Yang Zhihuang, Chen Jiahua
School of Mathematics and Statistics, Yunnan University, Kunming, People's Republic of China.
Department of Statistics, University of British Columbia, Vancouver, Canada.
J Appl Stat. 2019 Jul 30;47(4):602-623. doi: 10.1080/02664763.2019.1648390. eCollection 2020.
Providing reliable estimates of subpopulation/area parameters has attracted increased attention due to their importance in applications such as policymaking. Due to low or even no samples from some areas, we must adopt indirect model approaches. Existing indirect small area estimation methods often assume that a single nested error regression model is suitable for all the small areas. In particular, the effects of the auxiliary variables are either fixed or have a single attraction center. In some applications, it can be more appropriate to cluster the small areas so that the effects of the auxiliary variables are fixed but have multiple centers in the nested error regression model. In this paper, we examine an extended nested error regression model in which the auxiliary variables have mixed effects with multiple centers. We use a penalty approach to identify these centers and estimate the model parameters simultaneously. We then propose two new small area mean estimators and construct estimators of their mean square errors. Simulations based on artificial and realistic finite populations show that the new estimators can be efficient. Furthermore, the confidence intervals based on the new methods have accurate coverage probabilities. We illustrate the proposed methods with the Survey of Labour and Income Dynamics conducted in Canada.
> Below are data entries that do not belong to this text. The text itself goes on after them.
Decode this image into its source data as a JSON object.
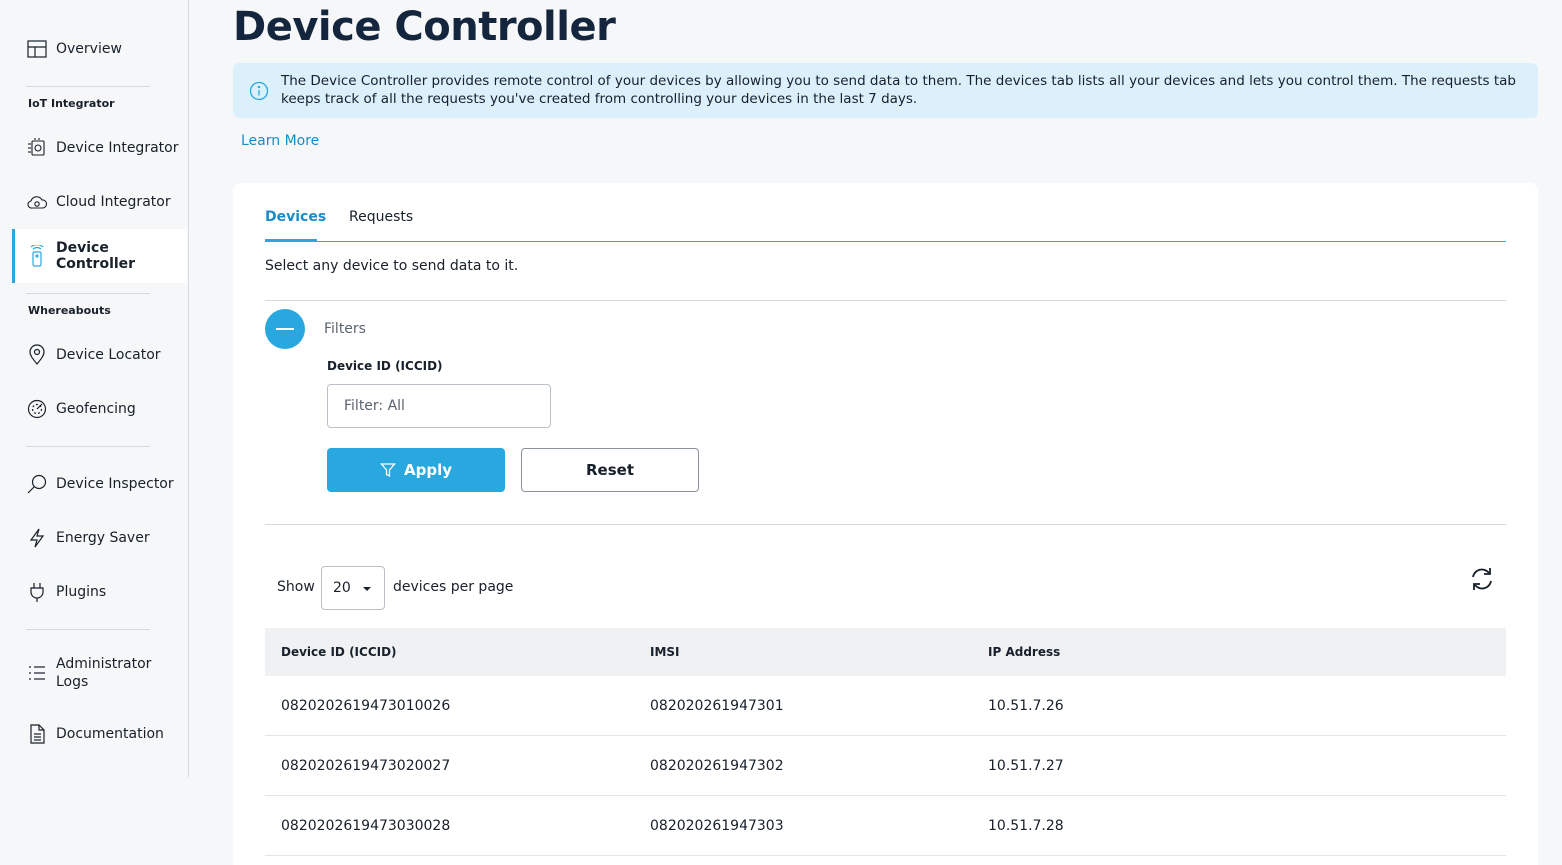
{
  "sidebar": {
    "overview": "Overview",
    "section_iot": "IoT Integrator",
    "device_integrator": "Device Integrator",
    "cloud_integrator": "Cloud Integrator",
    "device_controller": "Device Controller",
    "section_whereabouts": "Whereabouts",
    "device_locator": "Device Locator",
    "geofencing": "Geofencing",
    "device_inspector": "Device Inspector",
    "energy_saver": "Energy Saver",
    "plugins": "Plugins",
    "admin_logs": "Administrator Logs",
    "documentation": "Documentation"
  },
  "main": {
    "title": "Device Controller",
    "info": "The Device Controller provides remote control of your devices by allowing you to send data to them. The devices tab lists all your devices and lets you control them. The requests tab keeps track of all the requests you've created from controlling your devices in the last 7 days.",
    "learn_more": "Learn More",
    "tabs": [
      "Devices",
      "Requests"
    ],
    "hint": "Select any device to send data to it.",
    "filters": {
      "label": "Filters",
      "field_label": "Device ID (ICCID)",
      "placeholder": "Filter: All",
      "apply": "Apply",
      "reset": "Reset"
    },
    "pagination": {
      "show": "Show",
      "per_page_value": "20",
      "per_page_suffix": "devices per page"
    },
    "table": {
      "headers": [
        "Device ID (ICCID)",
        "IMSI",
        "IP Address"
      ],
      "rows": [
        [
          "0820202619473010026",
          "082020261947301",
          "10.51.7.26"
        ],
        [
          "0820202619473020027",
          "082020261947302",
          "10.51.7.27"
        ],
        [
          "0820202619473030028",
          "082020261947303",
          "10.51.7.28"
        ]
      ]
    }
  },
  "colors": {
    "accent": "#29a8e0",
    "banner_bg": "#dcf0fb",
    "title": "#14263e"
  }
}
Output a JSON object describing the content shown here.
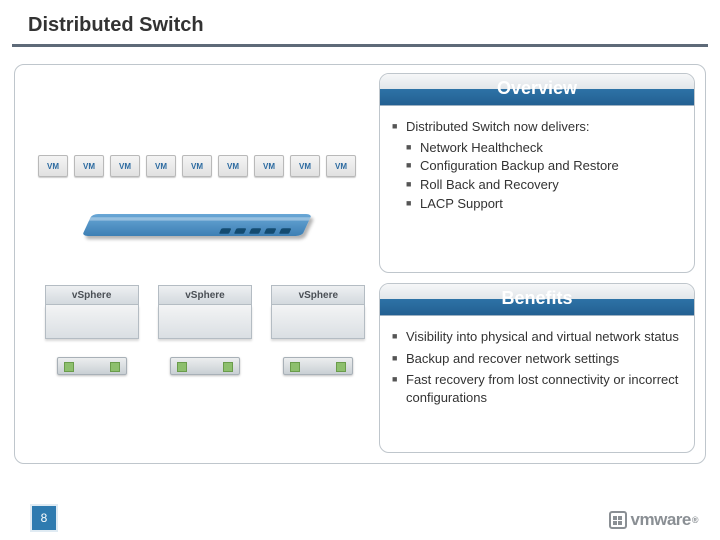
{
  "title": "Distributed Switch",
  "page_number": "8",
  "brand": {
    "name": "vmware",
    "reg": "®"
  },
  "diagram": {
    "vm_label": "VM",
    "vm_count": 9,
    "host_label": "vSphere",
    "host_count": 3,
    "server_count": 3
  },
  "panels": {
    "overview": {
      "title": "Overview",
      "lead": "Distributed Switch now delivers:",
      "items": [
        "Network Healthcheck",
        "Configuration Backup and Restore",
        "Roll Back and Recovery",
        "LACP Support"
      ]
    },
    "benefits": {
      "title": "Benefits",
      "items": [
        "Visibility into physical and virtual network status",
        "Backup and recover network settings",
        "Fast recovery from lost connectivity or incorrect configurations"
      ]
    }
  }
}
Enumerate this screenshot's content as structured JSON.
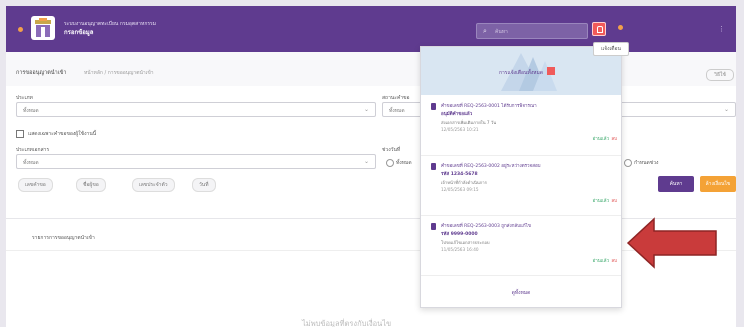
{
  "header": {
    "org_name": "ระบบงานอนุญาตทะเบียน กรมอุตสาหกรรม",
    "app_name": "กรอกข้อมูล",
    "search_placeholder": "ค้นหา",
    "tooltip": "แจ้งเตือน"
  },
  "page": {
    "title": "การขออนุญาตนำเข้า",
    "breadcrumb": "หน้าหลัก / การขออนุญาตนำเข้า",
    "help_label": "วิธีใช้"
  },
  "filters": {
    "type_label": "ประเภท",
    "type_value": "ทั้งหมด",
    "status_label": "สถานะคำขอ",
    "status_value": "ทั้งหมด",
    "checkbox_label": "แสดงเฉพาะคำขอของผู้ใช้งานนี้",
    "doc_label": "ประเภทเอกสาร",
    "doc_value": "ทั้งหมด",
    "period_label": "ช่วงวันที่",
    "period_opt1": "ทั้งหมด",
    "period_opt2": "กำหนดช่วง",
    "tags": [
      "เลขคำขอ",
      "ชื่อผู้ขอ",
      "เลขประจำตัว",
      "วันที่"
    ],
    "search_button": "ค้นหา",
    "reset_button": "ล้างเงื่อนไข"
  },
  "list": {
    "title": "รายการการขออนุญาตนำเข้า",
    "empty": "ไม่พบข้อมูลที่ตรงกับเงื่อนไข"
  },
  "notifications": {
    "title": "การแจ้งเตือนทั้งหมด",
    "items": [
      {
        "line1": "คำขอเลขที่ REQ-2563-0001 ได้รับการพิจารณา",
        "line2": "อนุมัติคำขอแล้ว",
        "line3": "ส่งเอกสารเพิ่มเติมภายใน 7 วัน",
        "date": "12/05/2563 10:21",
        "status": "อ่านแล้ว",
        "delete": "ลบ"
      },
      {
        "line1": "คำขอเลขที่ REQ-2563-0002 อยู่ระหว่างตรวจสอบ",
        "line2": "รหัส 1234-5678",
        "line3": "เจ้าหน้าที่กำลังดำเนินการ",
        "date": "12/05/2563 09:15",
        "status": "อ่านแล้ว",
        "delete": "ลบ"
      },
      {
        "line1": "คำขอเลขที่ REQ-2563-0003 ถูกส่งกลับแก้ไข",
        "line2": "รหัส 9999-0000",
        "line3": "โปรดแก้ไขเอกสารประกอบ",
        "date": "11/05/2563 16:40",
        "status": "อ่านแล้ว",
        "delete": "ลบ"
      }
    ],
    "footer": "ดูทั้งหมด"
  },
  "colors": {
    "brand": "#5f3b8f",
    "accent": "#f4a236",
    "alert": "#f05a5a",
    "arrow": "#c93b3b"
  }
}
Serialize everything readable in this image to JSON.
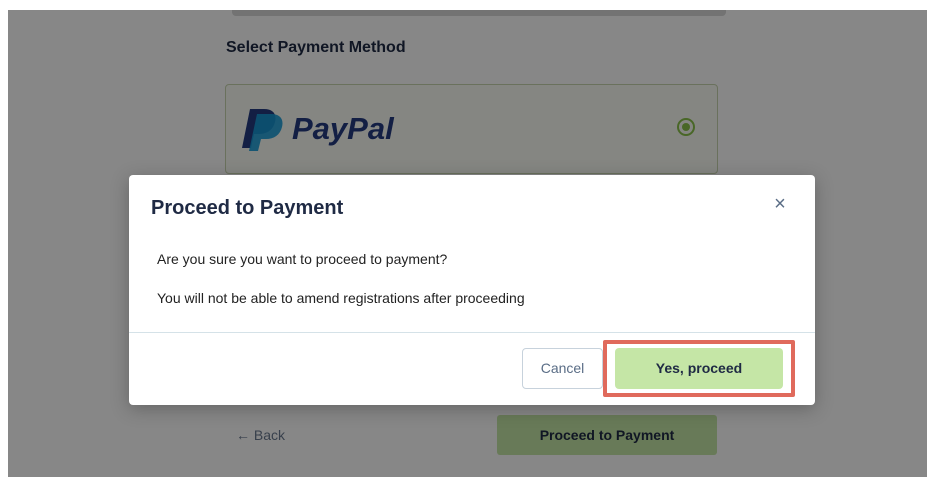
{
  "background": {
    "section_title": "Select Payment Method",
    "payment_option": {
      "logo_text": "PayPal",
      "selected": true
    },
    "back_label": "← Back",
    "proceed_button_label": "Proceed to Payment"
  },
  "modal": {
    "title": "Proceed to Payment",
    "close_icon": "×",
    "message_line1": "Are you sure you want to proceed to payment?",
    "message_line2": "You will not be able to amend registrations after proceeding",
    "cancel_label": "Cancel",
    "confirm_label": "Yes, proceed"
  },
  "colors": {
    "accent_green": "#c5e6a6",
    "highlight_red": "#e06a5c",
    "paypal_dark_blue": "#253b80",
    "paypal_light_blue": "#179bd7"
  }
}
由于在政策制定等应用中的重要性,提供亚群体/区域参数的可靠估计已引起越来越多的关注。由于某些地区的样本很少甚至没有样本,我们必须采用间接模型方法。现有的间接小区域估计方法通常假设单个嵌套误差回归模型适用于所有小区域。特别是,辅助变量的影响要么是固定的,要么有一个单一的吸引中心。在某些应用中,将小区域聚类可能更合适,这样在嵌套误差回归模型中辅助变量的影响是固定的但有多个中心。在本文中,我们研究了一种扩展的嵌套误差回归模型,其中辅助变量具有多个中心的混合效应。我们使用惩罚方法来识别这些中心并同时估计模型参数。然后我们提出了两个新的小区域均值估计量,并构造了它们的均方误差估计量。基于人工和现实有限总体的模拟表明,新的估计量可能是有效的。此外,基于新方法的置信区间具有准确的覆盖概率。我们用加拿大进行的劳动力和收入动态调查来说明所提出的方法。